В противоположность братской и эротической любви, которые являются формами любви между равными, отношения матери и ребёнка – это по самой своей природе отношения неравенства, где один полностью нуждается в помощи, а другая даёт её. Из-за альтруистического, бескорыстного характера материнской любви её считают высшим видом любви и самой священной из всех эмоциональных связей. Представляется, всё же, что действительным достижением материнской любви является не любовь матери к младенцу, а её любовь к растущему ребёнку. Действительно, подавляющее большинство матерей – любящие матери, пока ребёнок мал и полностью зависим от них. Большинство матерей хотят детей, радуются новорождённому и погружены в заботу о нём. И это несмотря на то, что они ничего не получают от ребёнка в ответ, кроме улыбки или выражения удовольствия на его лице. Эта установка на любовь отчасти коренится в инстинктивной природе, которую можно обнаружить как у самок животных, так и у женщин. Но наряду с важностью инстинктивного фактора существуют ещё специфически человеческие психологические факторы, ответственные за этот тип материнской любви. Один из них может быть обнаружен в нарциссистском элементе материнской любви. Ввиду того, что ребёнок воспринимается матерью как часть её самой, любовь и слепое обожание могут быть удовлетворением её нарциссизма. Другие мотивации могут быть обнаружены в материнском желании власти или собственничества. Ребёнок, существо беспомощное и полностью зависимое от её воли, это естественный объект удовлетворения для женщины властной и склонной к собственничеству.
Братская любовь – это любовь между равными; материнская любовь – это любовь к беспомощному существу. Как бы они ни отличались друг от друга, общее у них то, что они по своей природе не ограничиваются одним человеком. Если я люблю своего брата, я люблю всех своих братьев: если я люблю своего ребёнка, я люблю всех своих детей; более того – я люблю всех детей, всех, кто нуждается в моей помощи.
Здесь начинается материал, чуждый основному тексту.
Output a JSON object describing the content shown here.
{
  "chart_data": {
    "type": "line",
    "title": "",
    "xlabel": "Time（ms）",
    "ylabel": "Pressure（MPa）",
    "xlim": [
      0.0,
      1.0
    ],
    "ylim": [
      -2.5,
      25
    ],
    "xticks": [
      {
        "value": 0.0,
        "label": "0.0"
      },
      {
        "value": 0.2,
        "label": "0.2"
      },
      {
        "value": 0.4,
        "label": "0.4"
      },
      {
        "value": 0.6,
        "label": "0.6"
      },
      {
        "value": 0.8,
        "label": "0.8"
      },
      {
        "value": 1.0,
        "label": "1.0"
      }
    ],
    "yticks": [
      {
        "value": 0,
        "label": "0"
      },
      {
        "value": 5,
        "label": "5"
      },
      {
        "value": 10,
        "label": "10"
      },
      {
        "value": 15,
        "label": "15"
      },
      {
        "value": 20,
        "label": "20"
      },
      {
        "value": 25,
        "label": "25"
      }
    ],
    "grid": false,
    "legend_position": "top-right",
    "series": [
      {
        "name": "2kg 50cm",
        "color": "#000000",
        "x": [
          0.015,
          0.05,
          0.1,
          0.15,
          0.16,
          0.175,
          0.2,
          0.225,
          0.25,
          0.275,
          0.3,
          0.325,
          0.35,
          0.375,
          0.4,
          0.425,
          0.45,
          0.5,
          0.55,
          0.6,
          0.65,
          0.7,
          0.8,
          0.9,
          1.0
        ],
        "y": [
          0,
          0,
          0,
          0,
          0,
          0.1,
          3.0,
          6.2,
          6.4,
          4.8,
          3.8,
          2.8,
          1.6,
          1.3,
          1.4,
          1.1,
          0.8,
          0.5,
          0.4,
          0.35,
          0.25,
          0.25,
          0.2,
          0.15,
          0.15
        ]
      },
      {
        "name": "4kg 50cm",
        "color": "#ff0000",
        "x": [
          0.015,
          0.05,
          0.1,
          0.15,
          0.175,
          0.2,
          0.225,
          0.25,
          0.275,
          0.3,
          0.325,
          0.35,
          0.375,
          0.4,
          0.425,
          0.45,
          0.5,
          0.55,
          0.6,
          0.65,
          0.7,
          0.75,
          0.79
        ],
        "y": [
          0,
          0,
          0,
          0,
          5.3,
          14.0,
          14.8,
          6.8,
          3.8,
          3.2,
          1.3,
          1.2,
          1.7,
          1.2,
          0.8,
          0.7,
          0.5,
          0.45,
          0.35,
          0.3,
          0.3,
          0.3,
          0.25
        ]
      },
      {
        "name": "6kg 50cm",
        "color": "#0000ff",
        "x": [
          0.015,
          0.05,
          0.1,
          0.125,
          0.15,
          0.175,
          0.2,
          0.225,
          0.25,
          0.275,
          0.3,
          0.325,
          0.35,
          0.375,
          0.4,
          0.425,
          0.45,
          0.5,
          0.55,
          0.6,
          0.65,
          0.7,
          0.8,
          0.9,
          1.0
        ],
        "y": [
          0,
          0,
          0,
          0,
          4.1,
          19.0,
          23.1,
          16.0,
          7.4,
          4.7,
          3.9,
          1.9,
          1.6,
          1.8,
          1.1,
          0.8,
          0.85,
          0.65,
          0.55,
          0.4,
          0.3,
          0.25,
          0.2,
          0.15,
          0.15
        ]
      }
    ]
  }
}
Противоположность обоим этим типам любви составляет эротическая любовь; она жаждет полного слияния, единства лишь с одним человеком. Она по самой своей природе исключительна, а не всеобща; к тому же, вероятно, это САМАЯ ОБМАНЧИВАЯ форма любви.
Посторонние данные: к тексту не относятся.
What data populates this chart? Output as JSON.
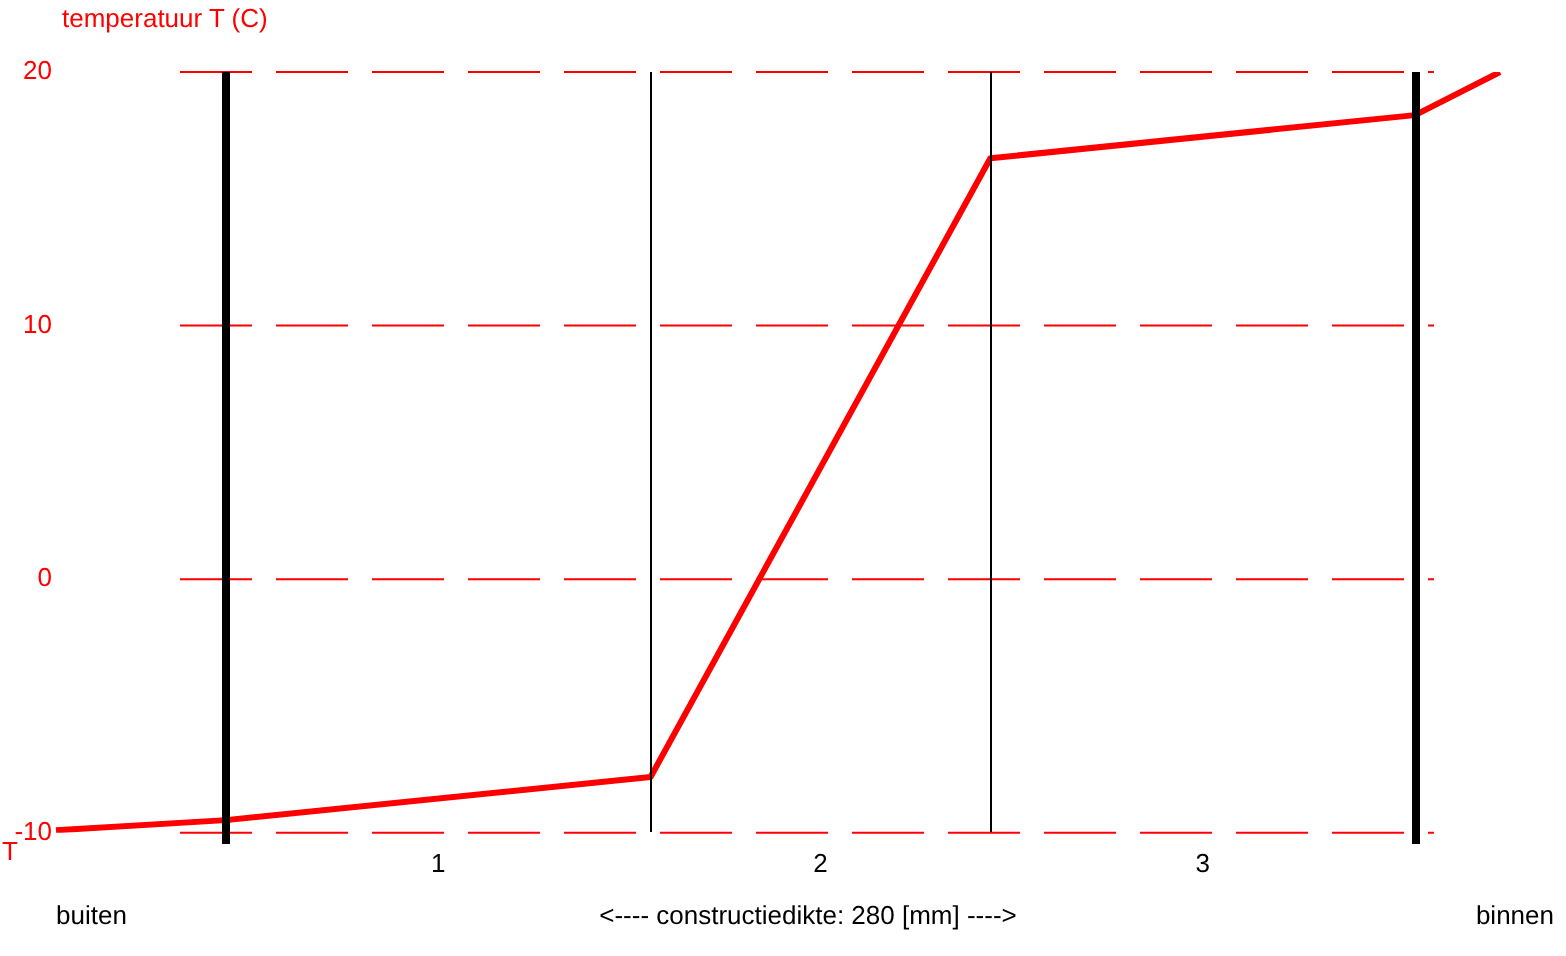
{
  "chart_data": {
    "type": "line",
    "ylabel": "temperatuur T (C)",
    "xlabel": "<---- constructiedikte: 280 [mm] ---->",
    "categories": [
      null,
      null,
      null,
      null,
      null,
      null,
      null,
      null,
      null,
      "1",
      null,
      null,
      null,
      null,
      null,
      null,
      null,
      null,
      "2",
      null,
      null,
      null,
      null,
      null,
      null,
      null,
      null,
      "3",
      null,
      null,
      null,
      null,
      null,
      null,
      null
    ],
    "series": [
      {
        "color": "#ff0000",
        "values": [
          -9.9,
          null,
          null,
          null,
          -9.5,
          null,
          null,
          null,
          null,
          null,
          null,
          null,
          null,
          null,
          -7.8,
          null,
          null,
          null,
          null,
          null,
          null,
          null,
          16.6,
          null,
          null,
          null,
          null,
          null,
          null,
          null,
          null,
          null,
          18.3,
          null,
          20
        ]
      }
    ],
    "ylim": [
      -10,
      20
    ],
    "yticks": [
      -10,
      0,
      10,
      20
    ],
    "grid": "y",
    "line_style": "solid",
    "marker": "none",
    "legend": false,
    "annotations": [
      "T",
      "buiten",
      "binnen"
    ]
  }
}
Половое желание требует слияния, а оно отнюдь не только инстинктивная физическая потребность избавиться от болезненного напряжения. Половое желание может возбуждаться как любовью, так и тревогой одиночества, жаждой покорять и быть покорённым, тщеславием, побуждением причинить боль и даже уничтожить. По-видимому, половое желание может возбуждаться и легко сливаться с любой сильной эмоцией, лишь одной из которых является любовь. Из-за того, что половое желание в понимании большинства людей соединено с идеей любви, они легко впадают в заблуждение, что они любят друг друга, когда их физически влечёт друг к другу. Когда желание полового слияния вызвано любовью, то физическая близость лишена жадности, потребности покорять или быть покорённым, но полна нежности. Если желание физического соединения вызвано не любовью, если эротическая любовь не является также и братской любовью, это никогда не поведёт к единству более прочному, чем оргиастическое преходящее единение. Половое влечение создаёт на краткий миг иллюзию единства, однако без любви это «единство» оставляет чужих такими же чужими друг другу, какими они были прежде, – а порой оно заставляет их стыдиться и даже ненавидеть друг друга, потому что, когда иллюзия исчезает, они ощущают свою отчуждённость ещё сильнее, чем прежде. Нежность не означает, как думал Фрейд, сублимацию полового инстинкта; она – прямой результат братской любви, и присутствует как в физической, так и в нефизической формах любви.